Bahasa diucapakan secara lisan dalam perkembangannya terbetuk bahasa yang diucapkan digurat dalam bentuk tulisan. Bahasa dalam bentuk tulisan (teks) dapat disimpan dan diwariskan. Teks yang lestari menjadi sumber sejarah bahasa yang penting. Bahasa Batak paling tidak telah terinformasikan dalam teks pada prasasti-prasasti abad ke-7. Bagaimana dengan aksara Batak sebagai salah satu aksara di nusantara yang masih eksis hingga ini hari?


Aksara Nusantara merupakan ragam aksara/tulisan tradisi digunakan di wilayah Nusantara. Bukti tertua keberadaan Aksara Nusantara yaitu yupa (tiang batu untuk menambatkan tali pengikat sapi) di daerah Kalimantan Timur. Tulisan pada yupa-yupa tersebut menggunakan aksara Pallawa dan bahasa Sanskerta. Bentuk huruf Aksara Pallawa pada yupa, para ahli menyimpulkan dibuat sekitar abad ke-4 M. Setidaknya sejak abad ke-4 Indonesia telah mengenal bahasa tulis yang terus berkembang mengikuti perkembangan bahasa lisan. Perkembangan dimulai terutama sejak bahasa Melayu Kuno dan bahasa Jawa Kuno dituangkan dalam bentuk tulisan selain dari Bahasa Sanskerta yang pada masa sebelumnya merupakan bahasa yang lazim dituliskan. Sejak abad ke-15 Aksara Nusantara berkembang pesat dengan ditandai beraneka-ragamnya aksara untuk menuliskan berbagai bahasa hingga kemudian peranannya tergeser abjad Arab dan alfabet Latin. Macam aksara Nusantara: Pallawa, Sunda Kuno, Bali, Batak, Jawa, Lampung, Ulu, Lontara, Makassar, (Wikipedia)\

Lantas bagaimana sejarah bahasa Batak aksara Batak aksara Nusantara di pantai barat Sumatra?
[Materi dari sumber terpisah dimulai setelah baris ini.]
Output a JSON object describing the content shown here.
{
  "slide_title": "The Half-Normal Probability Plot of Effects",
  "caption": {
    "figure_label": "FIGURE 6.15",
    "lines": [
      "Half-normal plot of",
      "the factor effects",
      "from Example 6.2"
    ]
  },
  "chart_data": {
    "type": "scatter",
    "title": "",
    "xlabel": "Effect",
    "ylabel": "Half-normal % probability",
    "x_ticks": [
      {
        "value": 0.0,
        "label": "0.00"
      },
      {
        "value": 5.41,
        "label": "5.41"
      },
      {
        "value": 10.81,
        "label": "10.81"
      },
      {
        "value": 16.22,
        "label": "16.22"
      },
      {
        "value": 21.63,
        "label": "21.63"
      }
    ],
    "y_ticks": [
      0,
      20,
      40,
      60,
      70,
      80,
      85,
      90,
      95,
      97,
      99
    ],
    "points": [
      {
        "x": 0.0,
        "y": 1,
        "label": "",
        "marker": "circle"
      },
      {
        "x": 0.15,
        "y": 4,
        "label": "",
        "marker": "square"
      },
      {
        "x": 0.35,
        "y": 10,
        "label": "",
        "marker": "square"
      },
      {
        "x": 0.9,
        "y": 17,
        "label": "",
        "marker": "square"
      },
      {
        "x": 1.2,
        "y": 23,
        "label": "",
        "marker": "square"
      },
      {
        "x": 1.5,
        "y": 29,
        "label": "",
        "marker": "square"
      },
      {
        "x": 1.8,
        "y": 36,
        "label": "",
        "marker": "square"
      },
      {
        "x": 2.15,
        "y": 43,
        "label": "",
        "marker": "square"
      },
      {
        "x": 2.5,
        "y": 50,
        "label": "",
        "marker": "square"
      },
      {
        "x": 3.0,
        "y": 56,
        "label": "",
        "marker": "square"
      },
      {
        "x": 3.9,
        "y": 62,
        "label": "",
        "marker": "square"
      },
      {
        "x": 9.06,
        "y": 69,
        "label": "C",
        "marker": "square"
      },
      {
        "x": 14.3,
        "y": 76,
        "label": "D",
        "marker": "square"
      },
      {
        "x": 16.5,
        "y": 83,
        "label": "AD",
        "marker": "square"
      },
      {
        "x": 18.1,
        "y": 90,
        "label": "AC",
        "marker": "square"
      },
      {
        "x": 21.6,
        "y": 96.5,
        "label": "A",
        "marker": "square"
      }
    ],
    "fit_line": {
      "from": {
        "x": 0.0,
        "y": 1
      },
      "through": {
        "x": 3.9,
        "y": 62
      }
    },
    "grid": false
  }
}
Seperti disebut di atas bahasa terkait dengan aksara. Salah satu aksara nusantara adalah aksara bahasa Batak. Aksara di Sumatra dan aksara di Jawa. Lalu bagaimana sejarah bahasa Batak aksara Batak aksara Nusantara di pantai barat Sumatra? Seperti kata ahli sejarah tempo doeloe, semuanya ada permulaan. Untuk menambah pengetahuan dan meningkatkan wawasan sejarah nasional, mari kita telusuri sumber-sumber tempo doeloe.Link   https://www.youtube.com/@akhirmatuaharahap4982

Sejarah seharusnya memiliki permulaan. Jika sejarawan gagal memberikan bukti catatan tertulis, setiap orang bahkan oleh penduduknya sendiri akan menciptakan imajinasi sendiri. Untuk menghindari hal itu terjadi, sumber utama yang digunakan dalam artikel ini adalah ‘sumber primer’ seperti surat kabar dan majalah sejaman, foto dan peta-peta. Sumber buku hanya digunakan sebagai pendukung (pembanding), karena saya anggap buku juga merupakan hasil kompilasi (analisis) dari sumber-sumber primer. Dalam penulisan artikel ini tidak semua sumber disebutkan lagi karena sudah disebut di artikel saya yang lain. Hanya sumber-sumber baru yang disebutkan atau sumber yang sudah pernah disebut di artikel lain disebutkan kembali di artikel ini hanya untuk lebih menekankan saja.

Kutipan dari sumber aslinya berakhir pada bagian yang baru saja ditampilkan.